Training in Dharma will actually make us more successful in all of our activities. Practically speaking, our productivity is directly proportional to our ability to focus on the task at hand. Of course we should not use the Dharma for accomplishing worldly success. Dharma is like internal physics, it is just how things work. So it is possible to study Dhamra with a worldly motivation and use its science to succeed in our worldly aims. This is like using hundred dollar bills for toilet paper. This does not mean, however, that we shouldn’t use Dharma to solve our daily problems. Of course we should. The issue here is we learn how to use Dharma to overcome all samsaric problems for the sake of getting ourselves and others out!
I read a post like this and I get flooded with affectionate love for your words and the source of those words, for your experience and for the source of that experience and it just feels incredibly blessed!
That’s so sweet. Thank you for your kind words. Kadam Bjorn once said that the only way you will have anything useful to say is if you have made a lot of mistakes.
Wonderful thanks!
Every day we dream of making our escape.
We dream meditate and dream breaking vows.

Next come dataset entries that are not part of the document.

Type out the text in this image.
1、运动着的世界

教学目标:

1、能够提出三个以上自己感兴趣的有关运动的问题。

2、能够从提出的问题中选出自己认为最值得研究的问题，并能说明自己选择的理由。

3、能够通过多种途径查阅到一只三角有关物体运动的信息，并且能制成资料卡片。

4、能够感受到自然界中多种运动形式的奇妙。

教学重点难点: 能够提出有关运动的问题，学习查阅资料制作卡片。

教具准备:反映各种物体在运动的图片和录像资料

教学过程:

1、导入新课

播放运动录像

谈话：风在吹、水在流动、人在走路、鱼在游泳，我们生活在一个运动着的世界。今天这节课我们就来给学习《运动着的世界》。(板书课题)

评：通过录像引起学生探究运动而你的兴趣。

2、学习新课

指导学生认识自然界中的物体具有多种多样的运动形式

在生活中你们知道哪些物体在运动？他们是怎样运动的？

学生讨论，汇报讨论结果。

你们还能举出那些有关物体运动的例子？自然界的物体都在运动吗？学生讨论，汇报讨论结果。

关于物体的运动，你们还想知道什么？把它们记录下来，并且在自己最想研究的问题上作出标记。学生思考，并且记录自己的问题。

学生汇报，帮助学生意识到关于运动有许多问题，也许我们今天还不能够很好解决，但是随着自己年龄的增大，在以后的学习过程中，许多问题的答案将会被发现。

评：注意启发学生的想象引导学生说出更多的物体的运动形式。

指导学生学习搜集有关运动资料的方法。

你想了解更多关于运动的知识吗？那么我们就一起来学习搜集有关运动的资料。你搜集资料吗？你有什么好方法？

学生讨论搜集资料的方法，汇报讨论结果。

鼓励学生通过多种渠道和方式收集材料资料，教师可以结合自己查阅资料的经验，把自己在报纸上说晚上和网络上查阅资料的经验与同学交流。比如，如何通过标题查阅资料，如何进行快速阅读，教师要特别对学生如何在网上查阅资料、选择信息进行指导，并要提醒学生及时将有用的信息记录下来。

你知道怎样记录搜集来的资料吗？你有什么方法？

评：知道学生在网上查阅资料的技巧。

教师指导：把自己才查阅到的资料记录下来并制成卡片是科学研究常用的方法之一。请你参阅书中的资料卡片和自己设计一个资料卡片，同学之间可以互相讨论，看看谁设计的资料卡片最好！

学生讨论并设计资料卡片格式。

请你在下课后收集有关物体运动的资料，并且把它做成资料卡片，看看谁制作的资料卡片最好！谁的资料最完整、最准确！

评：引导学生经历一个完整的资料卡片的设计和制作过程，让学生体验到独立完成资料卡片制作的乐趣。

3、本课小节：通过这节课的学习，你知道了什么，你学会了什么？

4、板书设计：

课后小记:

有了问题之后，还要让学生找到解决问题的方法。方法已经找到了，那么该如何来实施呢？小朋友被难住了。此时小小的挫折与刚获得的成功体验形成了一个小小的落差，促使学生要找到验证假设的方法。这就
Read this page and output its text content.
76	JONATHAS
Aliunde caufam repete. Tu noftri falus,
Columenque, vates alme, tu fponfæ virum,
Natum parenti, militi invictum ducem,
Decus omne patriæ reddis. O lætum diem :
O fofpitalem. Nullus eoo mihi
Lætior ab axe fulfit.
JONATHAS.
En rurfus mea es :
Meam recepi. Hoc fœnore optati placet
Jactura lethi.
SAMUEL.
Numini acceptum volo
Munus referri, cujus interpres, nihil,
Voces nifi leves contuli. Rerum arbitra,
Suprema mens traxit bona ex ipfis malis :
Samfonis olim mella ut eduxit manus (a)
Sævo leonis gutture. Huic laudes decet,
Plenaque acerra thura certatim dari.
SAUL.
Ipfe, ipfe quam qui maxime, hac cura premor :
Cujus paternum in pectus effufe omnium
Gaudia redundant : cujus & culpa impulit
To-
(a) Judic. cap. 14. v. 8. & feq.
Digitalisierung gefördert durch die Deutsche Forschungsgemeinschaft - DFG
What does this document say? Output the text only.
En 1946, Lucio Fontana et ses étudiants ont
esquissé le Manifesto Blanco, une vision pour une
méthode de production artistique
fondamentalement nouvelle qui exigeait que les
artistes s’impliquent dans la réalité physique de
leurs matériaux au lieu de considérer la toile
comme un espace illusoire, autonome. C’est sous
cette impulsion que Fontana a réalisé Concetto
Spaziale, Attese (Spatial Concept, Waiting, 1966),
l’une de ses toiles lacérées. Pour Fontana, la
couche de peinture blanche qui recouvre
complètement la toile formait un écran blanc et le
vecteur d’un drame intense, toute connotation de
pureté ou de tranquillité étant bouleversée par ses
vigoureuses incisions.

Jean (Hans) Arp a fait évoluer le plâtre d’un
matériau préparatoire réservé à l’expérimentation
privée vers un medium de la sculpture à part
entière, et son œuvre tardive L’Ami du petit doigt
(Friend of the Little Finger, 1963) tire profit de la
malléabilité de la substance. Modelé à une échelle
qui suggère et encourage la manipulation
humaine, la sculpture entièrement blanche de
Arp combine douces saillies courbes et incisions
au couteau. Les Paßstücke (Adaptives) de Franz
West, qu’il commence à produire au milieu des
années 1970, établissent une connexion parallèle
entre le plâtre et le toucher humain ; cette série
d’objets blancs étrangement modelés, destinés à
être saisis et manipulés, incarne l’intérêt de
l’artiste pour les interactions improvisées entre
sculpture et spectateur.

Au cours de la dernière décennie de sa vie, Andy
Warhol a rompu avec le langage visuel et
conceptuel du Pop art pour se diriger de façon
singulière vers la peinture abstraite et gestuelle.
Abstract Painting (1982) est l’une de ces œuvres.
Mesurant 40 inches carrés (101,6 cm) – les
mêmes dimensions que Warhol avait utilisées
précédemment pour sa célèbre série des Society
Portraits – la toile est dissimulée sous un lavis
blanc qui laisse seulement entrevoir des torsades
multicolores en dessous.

We dream about failing and falling.
We dream for it to be over.
We dream about things that will save us. We dream for another distraction.
Tell me, where is it you want to go? Want to be?
You carry enlightenment around with you. Every moment.
You’ll tell me that it’s a state and so forth.
I say, enlightenment is made up of a billion trillion parts without end.
Each one is enlightenment.
A loving smile, a helping hand, a gift, a patient ear.
You are living enlightenment. A precious human life in this world is a pure land.